You couldn’t get some better pictures of your chicken scratch? Throw an Instagram filter on them at least, or maybe spill some alcohol to add a real authentic grunge. I could barely read the entire thing, but I commend you for pushing the boundary of what a two person science, art, sports and philosophy blog can get away with. You took a known medium and altered it just slightly to make it interesting (maybe we can make it a bit more legible next time). This is the part of the originality spectrum where the majority of our favourite artists operate. They take a known medium, and give it a dash of original flavour. For every Wes Anderson, there are 10 David Fincher’s and Christopher Nolan’s who lack a completely novel style but make up for it with a few distinctive flairs and an overall solid understanding of their medium.

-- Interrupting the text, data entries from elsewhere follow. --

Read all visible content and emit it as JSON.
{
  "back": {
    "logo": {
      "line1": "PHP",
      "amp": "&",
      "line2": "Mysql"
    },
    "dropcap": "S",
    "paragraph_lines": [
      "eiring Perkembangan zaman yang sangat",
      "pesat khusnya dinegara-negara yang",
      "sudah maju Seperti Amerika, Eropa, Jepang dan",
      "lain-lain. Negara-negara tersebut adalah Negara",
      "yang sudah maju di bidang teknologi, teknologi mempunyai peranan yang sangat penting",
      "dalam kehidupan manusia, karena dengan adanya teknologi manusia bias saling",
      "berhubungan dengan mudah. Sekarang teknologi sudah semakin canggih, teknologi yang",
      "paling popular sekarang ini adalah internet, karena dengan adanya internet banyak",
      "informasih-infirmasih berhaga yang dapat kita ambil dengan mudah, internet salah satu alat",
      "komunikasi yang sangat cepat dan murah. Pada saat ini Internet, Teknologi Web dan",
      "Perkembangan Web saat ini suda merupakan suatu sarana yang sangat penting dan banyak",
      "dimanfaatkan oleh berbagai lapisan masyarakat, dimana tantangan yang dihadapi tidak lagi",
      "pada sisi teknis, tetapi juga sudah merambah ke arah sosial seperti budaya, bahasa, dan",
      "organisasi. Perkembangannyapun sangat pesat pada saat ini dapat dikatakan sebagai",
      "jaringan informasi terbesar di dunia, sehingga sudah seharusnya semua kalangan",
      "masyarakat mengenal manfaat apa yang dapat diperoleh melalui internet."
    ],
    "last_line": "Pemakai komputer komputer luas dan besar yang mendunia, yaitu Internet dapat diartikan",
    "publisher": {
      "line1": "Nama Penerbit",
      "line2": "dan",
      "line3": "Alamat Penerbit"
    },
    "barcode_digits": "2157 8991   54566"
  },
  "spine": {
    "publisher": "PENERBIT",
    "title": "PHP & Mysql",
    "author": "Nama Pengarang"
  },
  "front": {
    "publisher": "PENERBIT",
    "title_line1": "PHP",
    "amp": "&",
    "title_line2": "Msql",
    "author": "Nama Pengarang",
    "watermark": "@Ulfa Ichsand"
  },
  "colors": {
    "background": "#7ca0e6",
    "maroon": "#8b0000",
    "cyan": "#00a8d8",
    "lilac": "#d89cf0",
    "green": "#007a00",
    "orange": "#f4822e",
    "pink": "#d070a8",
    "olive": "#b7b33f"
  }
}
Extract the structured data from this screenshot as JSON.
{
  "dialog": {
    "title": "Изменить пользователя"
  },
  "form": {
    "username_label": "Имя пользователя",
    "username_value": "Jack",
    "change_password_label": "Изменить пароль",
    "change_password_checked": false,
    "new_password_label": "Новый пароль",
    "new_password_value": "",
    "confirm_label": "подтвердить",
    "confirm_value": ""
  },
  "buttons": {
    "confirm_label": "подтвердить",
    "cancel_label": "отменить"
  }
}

As a society, we understand and appreciate this style of art: take what we know and make it a bit better or present it in a way we haven’t seen before. Case in point: Christopher Nolan’s take on Batman. But if you ask yourself, in 50 years, whose movies will we be more likely to see studied in film school, Anderson’s or Nolan’s, you’d probably bet on Anderson. Being completely original doesn’t necessarily bring in the most dough, but it leaves a legacy: your own permanent stain on the cultural zeitgeist that is hard to wash out.
This is true in art, and I think it’s also true in science and academia. Academia is the only industry I know of that actually pays for novelty first and foremost. As a researcher, your job is to produce novel insights and conjectures that broaden the state-of-the-art. This novelty is not unbounded however – there are accepted research fields where the majority of researchers spend their times and where the majority of grant money is to be found.
As a researcher, much like as an artist, you have to ask yourself: how original do I want to be? Pushing the envelope may cost you research funding in the short term, but your work may turn out to be more important to the field in the long term. This is the originality spectrum, and it comes with the same dreaded ‘b’ word as all the other spectrums we’ve talked about. How original do you want to be? The answer clearly depends on the culture and society in which you operate.
Kim Jon-un may like basketball, but I doubt he’s too big of a Wes Anderson fan.